Miners migrating to North America are also preparing for a future in which their energy usage is questioned by putative investors — and possibly regulated.
Brammer has been helping Chinese clients find new homes. He says that most are aware of the political and normative winds in North America and want to hedge themselves against regulatory risks in the future by establishing new facilities in primarily renewable-powered locations.
“The largest of them are also looking at the potential of going public or are looking for investors to help them grow,” Brammer told CNBC. “They realize that public markets nowadays have no appetite for proof of work mining that is powered by non-renewable [energy sources]. I have yet to even have a discussion about a deal involving coal power, which is heartening to us.”
Bitcoin mining engineer Brandon Arvanaghi tells CNBC that in the long run, the migration to the U.S., where innovation around bitcoin and renewables is already underway, will be an overwhelming positive for bitcoin’s energy mix.
“Places like Texas have cheap electricity, in large part because of subsidies toward wind power,” according to Arvanaghi.
Miami Mayor Francis Suarez has also popularized the idea of mining bitcoin with nuclear power in Florida.
“And all this is largely voluntary — the federal and state governments haven’t even gotten involved to require any renewable mix,” continued Arvanaghi.
Then, there’s Kazakhstan
Not all miners, however, are headed to renewable destinations.
Kazakhstan is now just behind the U.S. in terms of its share of the global bitcoin mining market, with about 8% of all crypto mining. It’s home to coal mines that provide a cheap and abundant supply of energy — but also ample carbon dioxide emissions.
However, several mining experts tell CNBC they think that Kazakhstan, which neighbors China, is just a temporary stopover on a longer migration west.

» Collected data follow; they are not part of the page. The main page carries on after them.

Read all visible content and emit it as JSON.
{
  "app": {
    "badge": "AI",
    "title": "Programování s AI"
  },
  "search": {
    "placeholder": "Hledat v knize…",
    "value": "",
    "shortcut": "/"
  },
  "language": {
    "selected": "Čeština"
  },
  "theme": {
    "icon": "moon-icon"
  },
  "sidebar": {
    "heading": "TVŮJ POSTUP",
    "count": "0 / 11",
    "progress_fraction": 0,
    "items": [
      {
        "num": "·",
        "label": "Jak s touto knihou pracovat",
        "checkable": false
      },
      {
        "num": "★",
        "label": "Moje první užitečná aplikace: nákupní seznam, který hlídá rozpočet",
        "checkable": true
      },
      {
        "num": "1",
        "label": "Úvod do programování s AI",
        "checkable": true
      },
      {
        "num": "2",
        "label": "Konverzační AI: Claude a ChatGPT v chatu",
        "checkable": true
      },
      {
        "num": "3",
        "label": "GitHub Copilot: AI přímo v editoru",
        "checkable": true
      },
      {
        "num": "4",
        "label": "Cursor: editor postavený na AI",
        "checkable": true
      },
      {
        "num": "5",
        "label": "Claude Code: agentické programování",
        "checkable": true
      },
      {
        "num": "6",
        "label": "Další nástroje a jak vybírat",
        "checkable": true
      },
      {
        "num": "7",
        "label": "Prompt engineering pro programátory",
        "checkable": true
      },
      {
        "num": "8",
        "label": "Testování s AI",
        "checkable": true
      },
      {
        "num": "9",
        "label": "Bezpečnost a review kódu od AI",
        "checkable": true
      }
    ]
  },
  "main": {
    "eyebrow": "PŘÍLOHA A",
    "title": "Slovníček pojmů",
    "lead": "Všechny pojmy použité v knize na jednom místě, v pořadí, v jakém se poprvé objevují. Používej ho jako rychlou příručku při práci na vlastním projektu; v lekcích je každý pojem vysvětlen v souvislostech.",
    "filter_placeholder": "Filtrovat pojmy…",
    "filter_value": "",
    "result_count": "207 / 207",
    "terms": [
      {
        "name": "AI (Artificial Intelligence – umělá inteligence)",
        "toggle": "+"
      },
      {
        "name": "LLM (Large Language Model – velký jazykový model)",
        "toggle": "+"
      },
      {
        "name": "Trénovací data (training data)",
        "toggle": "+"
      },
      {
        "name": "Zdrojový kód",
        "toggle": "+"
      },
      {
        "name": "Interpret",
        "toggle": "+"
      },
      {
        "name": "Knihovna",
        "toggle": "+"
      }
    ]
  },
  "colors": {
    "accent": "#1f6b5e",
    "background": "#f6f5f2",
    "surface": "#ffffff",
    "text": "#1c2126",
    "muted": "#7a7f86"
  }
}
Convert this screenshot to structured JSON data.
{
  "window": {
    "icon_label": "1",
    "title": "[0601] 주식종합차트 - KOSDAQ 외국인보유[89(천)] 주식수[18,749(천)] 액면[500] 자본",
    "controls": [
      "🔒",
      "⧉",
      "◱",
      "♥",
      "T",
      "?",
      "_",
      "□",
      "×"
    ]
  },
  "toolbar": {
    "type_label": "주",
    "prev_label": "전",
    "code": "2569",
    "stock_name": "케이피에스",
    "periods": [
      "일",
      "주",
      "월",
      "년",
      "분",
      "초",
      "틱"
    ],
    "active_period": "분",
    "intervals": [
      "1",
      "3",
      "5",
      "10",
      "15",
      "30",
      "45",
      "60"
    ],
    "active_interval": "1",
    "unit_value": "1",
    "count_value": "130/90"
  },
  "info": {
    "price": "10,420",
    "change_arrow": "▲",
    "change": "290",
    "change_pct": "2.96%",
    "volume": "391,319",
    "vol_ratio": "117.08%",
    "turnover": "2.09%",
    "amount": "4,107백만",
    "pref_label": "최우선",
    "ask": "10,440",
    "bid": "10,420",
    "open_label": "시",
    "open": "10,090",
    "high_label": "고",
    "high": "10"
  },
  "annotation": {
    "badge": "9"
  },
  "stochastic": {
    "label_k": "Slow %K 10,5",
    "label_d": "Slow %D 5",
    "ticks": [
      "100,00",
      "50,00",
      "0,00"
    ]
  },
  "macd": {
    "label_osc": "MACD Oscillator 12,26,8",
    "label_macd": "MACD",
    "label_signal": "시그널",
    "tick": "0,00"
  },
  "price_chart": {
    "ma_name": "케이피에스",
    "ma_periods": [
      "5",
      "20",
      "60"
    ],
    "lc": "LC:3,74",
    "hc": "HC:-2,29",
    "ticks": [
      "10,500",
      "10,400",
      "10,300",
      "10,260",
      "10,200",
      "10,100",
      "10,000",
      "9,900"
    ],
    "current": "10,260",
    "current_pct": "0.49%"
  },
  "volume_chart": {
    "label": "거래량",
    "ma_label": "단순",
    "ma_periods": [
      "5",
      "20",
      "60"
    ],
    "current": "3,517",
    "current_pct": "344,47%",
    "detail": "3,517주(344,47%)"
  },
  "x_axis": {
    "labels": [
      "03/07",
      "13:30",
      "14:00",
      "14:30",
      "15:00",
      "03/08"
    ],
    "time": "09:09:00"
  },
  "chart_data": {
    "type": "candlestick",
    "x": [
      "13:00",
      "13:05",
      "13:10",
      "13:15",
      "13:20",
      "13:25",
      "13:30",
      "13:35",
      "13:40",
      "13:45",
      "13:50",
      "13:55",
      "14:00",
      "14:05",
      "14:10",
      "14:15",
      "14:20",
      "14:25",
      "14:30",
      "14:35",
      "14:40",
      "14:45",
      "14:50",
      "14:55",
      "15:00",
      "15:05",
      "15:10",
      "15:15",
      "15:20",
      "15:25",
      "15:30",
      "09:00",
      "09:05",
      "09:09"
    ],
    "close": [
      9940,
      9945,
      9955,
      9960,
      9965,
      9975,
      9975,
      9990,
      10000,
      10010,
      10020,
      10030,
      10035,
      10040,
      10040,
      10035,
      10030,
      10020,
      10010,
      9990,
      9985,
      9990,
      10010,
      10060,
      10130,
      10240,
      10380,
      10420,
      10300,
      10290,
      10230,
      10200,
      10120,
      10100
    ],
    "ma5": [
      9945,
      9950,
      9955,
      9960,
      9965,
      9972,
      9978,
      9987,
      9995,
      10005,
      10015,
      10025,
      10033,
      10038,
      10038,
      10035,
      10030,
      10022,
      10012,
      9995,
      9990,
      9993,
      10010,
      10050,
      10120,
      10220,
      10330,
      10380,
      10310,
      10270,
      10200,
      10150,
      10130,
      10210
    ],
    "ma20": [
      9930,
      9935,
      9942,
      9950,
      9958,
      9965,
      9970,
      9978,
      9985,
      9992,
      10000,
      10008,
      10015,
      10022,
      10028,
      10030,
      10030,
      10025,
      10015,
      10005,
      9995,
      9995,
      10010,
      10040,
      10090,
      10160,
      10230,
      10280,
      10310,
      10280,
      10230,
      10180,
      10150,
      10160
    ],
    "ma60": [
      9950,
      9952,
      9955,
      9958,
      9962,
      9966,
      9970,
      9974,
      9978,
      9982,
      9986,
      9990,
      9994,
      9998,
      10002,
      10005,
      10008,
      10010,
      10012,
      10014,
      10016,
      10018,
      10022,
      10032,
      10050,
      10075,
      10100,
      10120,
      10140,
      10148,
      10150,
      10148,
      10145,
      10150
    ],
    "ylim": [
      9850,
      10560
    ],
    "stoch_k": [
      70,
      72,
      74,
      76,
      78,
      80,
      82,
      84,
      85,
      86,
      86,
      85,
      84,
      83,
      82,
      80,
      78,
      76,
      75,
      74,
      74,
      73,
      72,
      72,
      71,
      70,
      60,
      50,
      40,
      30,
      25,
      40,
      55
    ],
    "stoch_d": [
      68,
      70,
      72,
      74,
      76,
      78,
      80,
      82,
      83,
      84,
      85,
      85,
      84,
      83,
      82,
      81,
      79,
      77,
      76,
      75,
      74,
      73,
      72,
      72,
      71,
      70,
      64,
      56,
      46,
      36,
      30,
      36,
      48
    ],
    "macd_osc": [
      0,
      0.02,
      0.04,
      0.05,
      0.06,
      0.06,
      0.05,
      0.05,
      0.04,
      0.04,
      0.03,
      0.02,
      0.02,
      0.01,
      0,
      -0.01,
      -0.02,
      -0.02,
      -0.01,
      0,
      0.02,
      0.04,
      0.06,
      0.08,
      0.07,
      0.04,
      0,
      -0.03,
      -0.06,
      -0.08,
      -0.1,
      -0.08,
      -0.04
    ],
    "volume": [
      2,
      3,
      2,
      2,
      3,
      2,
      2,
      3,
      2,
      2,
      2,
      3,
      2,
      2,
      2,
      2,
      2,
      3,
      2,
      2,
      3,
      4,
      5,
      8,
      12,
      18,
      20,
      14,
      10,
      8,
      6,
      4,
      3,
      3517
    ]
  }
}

Brammer sees large miners going there in the short-term with older-generation equipment. “But as older-generation machines reach the end of their service lives, those companies will likely deploy new machines into more stable and energy efficient and renewable jurisdictions,” he said.
Also likely to put a damper on Kazakhstan’s popularity is a law newly signed by the president that will introduce extra taxes for crypto miners starting in 2022.
“This will significantly change the incentives for people to deploy capital in Kazakhstan,” said Brammer.